Even more alarming is a combative ministerial statement issued last week by the coalition of “Like Minded Developing Countries” (LMDC, which includes China, India, Egypt, Indonesia and Saudi Arabia).

It rejects the growing consensus that the world must reach net zero by 2050, which they charge “runs counter to the Paris Agreement and is anti-equity and against climate justice”. Re-asserting the “Common But Differentiated Responsibilities” principle quietly de-emphasised at Paris, they demand that developed countries achieve full decarbonisation this decade based on their “historical responsibility for the predominant majority of cumulative anthropogenic emissions since the Industrial Revolution” while they pursue fossil-fueled development paths with impunity.

However, an important new CarbonBrief study casts grave doubt on this self-serving framing of climate justice. By including the historical emissions from land use change and deforestation, it has dramatically overturned the previous picture in which the developed north is the world’s largest contributor to existing warming. While the United States is still the world’s largest historical emitter by far, China, Russia, Brazil, and Indonesia are second, third, fourth and fifth. Germany is sixth and India seventh. Developed nations take up the next six places, with Australia thirteenth due to its coal dependence and enormous emissions from land clearing. Argentina, Mexico, and South Africa then follow.

 

 

When we then consider that China is now responsible for 30 per cent of annual world emissions, twice that of the United States, and add concern about future global heating, there is a broad equality of responsibility for preventing catastrophe.
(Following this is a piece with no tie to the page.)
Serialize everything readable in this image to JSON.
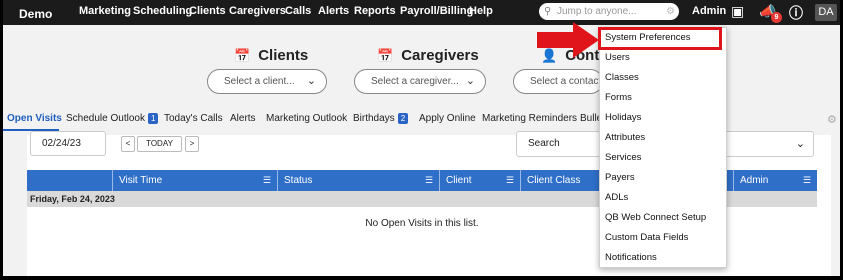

Not only is the LMDC’s framing of climate justice untenable, it ignores the terrible human toll of ongoing fossil fuel burning, deforestation and climate chaos, which falls heaviest on the world’s poorest people. Just in the last decade, violent cyclones have killed tens of thousands of people and caused billions in damage in the Philippines, Fiji, Mozambique, the Caribbean, and the southern states of the United States.

Four million Bangladeshis were displaced by extreme weather and sea-level rise in 2019. Climate activists and environmental defenders campaigning against deforestation, mining and oil extraction are being murdered in their hundreds annually. And air pollution from coal-fired power, motor vehicles and household burning kills as many as 8 million globally every year, many of them in India and China.

In this light, climate justice requires a global effort to cut emissions as quickly as possible.

In stark contrast to the LMDC, the Climate Vulnerable Forum of 48 poorer nations across Africa, the Middle-East, the South Pacific, Latin America and the Caribbean is calling for COP26 to deliver a “climate emergency pact” to rebuild confidence in international cooperation, accelerate adaptation, and keep the 1.5°C guardrail within reach. They call for a rapid transition to 100% renewable energy but propose a “emergency coalition for climate resilient debt restructuring” to ensure just transitions.

The focus here on the position of the emerging economies should not distract from the poor performance of developed countries such as Australia, Canada, the EU and United Kingdom, none of whose commitments are yet aligned with a safe climate future.

The Glasgow climate conference will be a critically important event. While there have been many crucial international meetings over the years, it is hard to think of one more consequential since the League of Nations failed to prevent the Second World War.